Adaptive strategies could be employed to minimize the negative biogeochemical impacts of FPV deployment. Reducing the environmental impacts of FPV on waterbodies may influence public and legal acceptance of large-scale adoption of this emerging renewable energy technology.3,54 We suggest three options that may reduce the effect of FPV on GHG emissions and dissolved oxygen availability. (1) A threshold for percent cover of FPV arrays can be identified to generate renewable electricity from FPV while managing GHG emissions. (2) Engineering considerations such as the tilt of FPV panels and the distance between FPV panels and the water surface can be made for biogeochemical benefits (i.e., reduced shading), as opposed to designs determined to maximize energy generation and minimize potential wind damage to the FPV system exclusively. Moving panels further from or making them more perpendicular to the water surface will likely allow for more interaction between the atmosphere and water surface, allowing for more gas exchange, including reoxygenation, and potentially venting of GHGs. (3) Incorporation of aeration devices that hang beneath the FPV array could relieve oxygen stress and likely reduce CH4 production. Use of aerators is rapidly gaining traction as a method to both improve dissolved oxygen conditions and reduce CH4 emissions in aquaculture settings55 and could be similarly employed in FPV systems. Each of these potential adaptive strategies may have trade-offs, such as reduced power generation, increased costs, or alteration of other ecosystem processes, which can be reconciled concurrently to inform a sustainable energy transition.3
Sustainability trade-offs of FPV in aquatic ecosystems are driven by a range of interactive factors, and the goal of net-zero emissions is affected by biogeochemical processes on land and in water.15 An improved understanding of the biogeochemical and ecological mechanisms linked to changes in GHG pools and fluxes will allow for not only better prediction of the GHG impact of FPV deployment but also possible consequences for biodiversity and sustainability writ large. For example, reduced dissolved oxygen is likely to have important consequences for freshwater biodiversity, which is experiencing rapid decline globally.56,57 Persistently low dissolved oxygen concentrations might also be associated with a change in microbial community structure or primary producer abundance, that, in turn, may feedback to GHG dynamics.58 A holistic understanding of the ecological and biogeochemical impacts of FPV deployment is needed, and these impacts should be considered not only for the waterbody in which FPV is deployed but also in the broader context of trade-offs of shifting energy production from land to water.
Acknowledgments
Funding for this work was provided by an Academic Venture Fund award to S.M.G. and M.A.H. from the Cornell Atkinson Center for Sustainability. We thank Benj Sterret, Ash Canino, Jera Jansen, Caitlin Davis, Mônica Antunes-Ulysséa, Sheena Dwyer-McNulty, Trifosa Simamora, Tim Boycott, Kathy Stehnjem, Daniel Consolvo, Lee Fitzgerald, Wulfgar Ramsey, and Dave Grodsky for assistance with panel installation and sampling. Floats for two ponds were donated by Ciele et Terre, and recycled solar panels were donated by Green Clean Solar. Matt Thomas at the Cornell Statistical Consulting Unit provided helpful conversation regarding statistical analysis. Any use of trade, firm, or product names is for descriptive purposes only and does not imply endorsement by the U.S. Government.

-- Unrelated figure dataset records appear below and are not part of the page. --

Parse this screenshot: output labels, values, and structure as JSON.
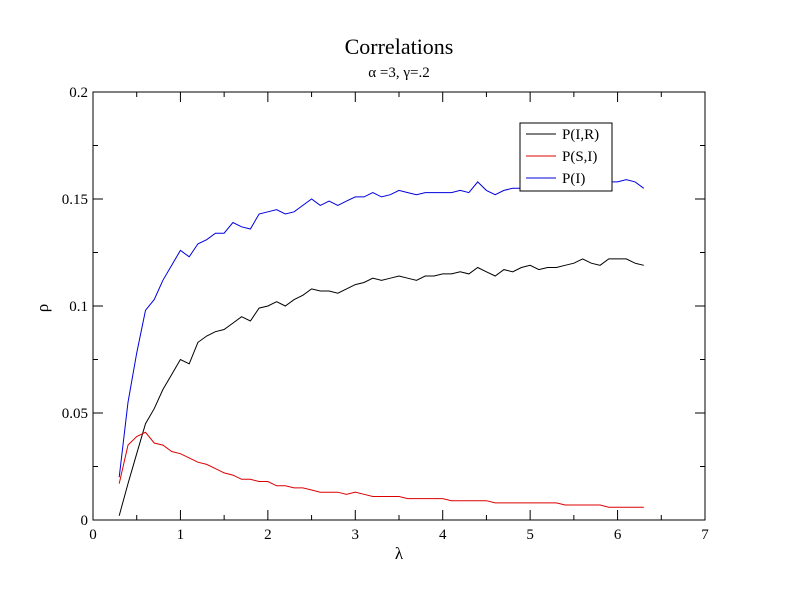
{
  "chart_data": {
    "type": "line",
    "title": "Correlations",
    "subtitle": "α =3, γ=.2",
    "xlabel": "λ",
    "ylabel": "ρ",
    "xlim": [
      0,
      7
    ],
    "ylim": [
      0,
      0.2
    ],
    "xticks": [
      "0",
      "1",
      "2",
      "3",
      "4",
      "5",
      "6",
      "7"
    ],
    "yticks": [
      "0",
      "0.05",
      "0.1",
      "0.15",
      "0.2"
    ],
    "grid": false,
    "legend_position": "top-right",
    "x": [
      0.3,
      0.4,
      0.5,
      0.6,
      0.7,
      0.8,
      0.9,
      1.0,
      1.1,
      1.2,
      1.3,
      1.4,
      1.5,
      1.6,
      1.7,
      1.8,
      1.9,
      2.0,
      2.1,
      2.2,
      2.3,
      2.4,
      2.5,
      2.6,
      2.7,
      2.8,
      2.9,
      3.0,
      3.1,
      3.2,
      3.3,
      3.4,
      3.5,
      3.6,
      3.7,
      3.8,
      3.9,
      4.0,
      4.1,
      4.2,
      4.3,
      4.4,
      4.5,
      4.6,
      4.7,
      4.8,
      4.9,
      5.0,
      5.1,
      5.2,
      5.3,
      5.4,
      5.5,
      5.6,
      5.7,
      5.8,
      5.9,
      6.0,
      6.1,
      6.2,
      6.3
    ],
    "series": [
      {
        "name": "P(I,R)",
        "color": "#000000",
        "values": [
          0.002,
          0.017,
          0.031,
          0.045,
          0.052,
          0.061,
          0.068,
          0.075,
          0.073,
          0.083,
          0.086,
          0.088,
          0.089,
          0.092,
          0.095,
          0.093,
          0.099,
          0.1,
          0.102,
          0.1,
          0.103,
          0.105,
          0.108,
          0.107,
          0.107,
          0.106,
          0.108,
          0.11,
          0.111,
          0.113,
          0.112,
          0.113,
          0.114,
          0.113,
          0.112,
          0.114,
          0.114,
          0.115,
          0.115,
          0.116,
          0.115,
          0.118,
          0.116,
          0.114,
          0.117,
          0.116,
          0.118,
          0.119,
          0.117,
          0.118,
          0.118,
          0.119,
          0.12,
          0.122,
          0.12,
          0.119,
          0.122,
          0.122,
          0.122,
          0.12,
          0.119
        ]
      },
      {
        "name": "P(S,I)",
        "color": "#dd0000",
        "values": [
          0.017,
          0.035,
          0.039,
          0.041,
          0.036,
          0.035,
          0.032,
          0.031,
          0.029,
          0.027,
          0.026,
          0.024,
          0.022,
          0.021,
          0.019,
          0.019,
          0.018,
          0.018,
          0.016,
          0.016,
          0.015,
          0.015,
          0.014,
          0.013,
          0.013,
          0.013,
          0.012,
          0.013,
          0.012,
          0.011,
          0.011,
          0.011,
          0.011,
          0.01,
          0.01,
          0.01,
          0.01,
          0.01,
          0.009,
          0.009,
          0.009,
          0.009,
          0.009,
          0.008,
          0.008,
          0.008,
          0.008,
          0.008,
          0.008,
          0.008,
          0.008,
          0.007,
          0.007,
          0.007,
          0.007,
          0.007,
          0.006,
          0.006,
          0.006,
          0.006,
          0.006
        ]
      },
      {
        "name": "P(I)",
        "color": "#0000dd",
        "values": [
          0.02,
          0.055,
          0.078,
          0.098,
          0.103,
          0.112,
          0.119,
          0.126,
          0.123,
          0.129,
          0.131,
          0.134,
          0.134,
          0.139,
          0.137,
          0.136,
          0.143,
          0.144,
          0.145,
          0.143,
          0.144,
          0.147,
          0.15,
          0.147,
          0.149,
          0.147,
          0.149,
          0.151,
          0.151,
          0.153,
          0.151,
          0.152,
          0.154,
          0.153,
          0.152,
          0.153,
          0.153,
          0.153,
          0.153,
          0.154,
          0.153,
          0.158,
          0.154,
          0.152,
          0.154,
          0.155,
          0.155,
          0.155,
          0.155,
          0.155,
          0.156,
          0.156,
          0.156,
          0.156,
          0.157,
          0.157,
          0.158,
          0.158,
          0.159,
          0.158,
          0.155
        ]
      }
    ]
  }
}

Data Availability Statement
The data that support the findings of this study are available for download online via the Figshare Repository (10.6084/m9.figshare.25674810.v1). The R script used to conduct statistical analysis and generate the figures presented here is available in the GitHub repository as an R Markdown script (https://github.com/nray17/Floating_Solar_GHGs_2022_2023).
Supporting Information Available
The Supporting Information is available free of charge at https://pubs.acs.org/doi/10.1021/acs.est.4c06363.
Additional information regarding pond water temperatures, enhancement of dissolved CO2 and CH4 concentrations over time following FPV installation, rates of bubble accumulation and the CH4 concentrations of accumulated headspace in bubble traps, enhancement of ebullitive CH4 flux over time, summaries of statistical models, summaries of least-squares mean tests, calculated gas transfer velocities (i.e., k600), and estimated daily GHG fluxes and emissions from ponds (PDF)
The authors declare no competing financial interest.
Supplementary Material
References
- Almeida R.; Schmitt R.; Grodsky S.; Flecker A.; Gomes C. P.; Zhao L.; Liu H.; Barros N.; Kelman R.; McIntyre P. B. Floating Solar Power: Evaluate Trade-Offs. Nature 2022, 606, 246–249. 10.1038/d41586-022-01525-1. [DOI] [PubMed] [Google Scholar]
- Nobre R.; Rocha S. M.; Healing S.; Ji Q.; Boulêtreau S.; Armstrong A.; Cucherousset J. A Global Study of Freshwater Coverage by Floating Photovoltaics. Sol. Energy 2024, 267, 112244 10.1016/j.solener.2023.112244. [DOI] [Google Scholar]
- Grodsky S. M. Matching Renewable Energy and Conservation Targets for a Sustainable Future. One Earth 2021, 4 (7), 924–926. 10.1016/j.oneear.2021.07.001. [DOI] [Google Scholar]
- Dörenkämper M.; Wahed A.; Kumar A.; de Jong M.; Kroon J.; Reindl T. The Cooling Effect of Floating PV in Two Different Climate Zones: A Comparison of Field Test Data from the Netherlands and Singapore. Sol. Energy 2021, 219, 15–23. 10.1016/j.solener.2021.03.051. [DOI] [Google Scholar]
- Goswami A.; Sadhu P.; Goswami U.; Sadhu P. K. Floating Solar Power Plant for Sustainable Development: A Techno-Economic Analysis. Environ. Prog. Sustainable Energy 2019, 38 (6), e13268 10.1002/ep.13268. [DOI] [Google Scholar]
- Jin Y.; Hu S.; Ziegler A. D.; Gibson L.; Campbell J. E.; Xu R.; Chen D.; Zhu K.; Zheng Y.; Ye B.; Ye F.; Zeng Z. Energy Production and Water Savings from Floating Solar Photovoltaics on Global Reservoirs. Nat. Sustainability 2023, 6 (7), 865–874. 10.1038/s41893-023-01089-6. [DOI] [Google Scholar]
- Abdelal Q. Floating PV; An Assessment of Water Quality and Evaporation Reduction in Semi-Arid Regions. Int. J. Low-Carbon Technol. 2021, 16 (3), 732–739. 10.1093/ijlct/ctab001. [DOI] [Google Scholar]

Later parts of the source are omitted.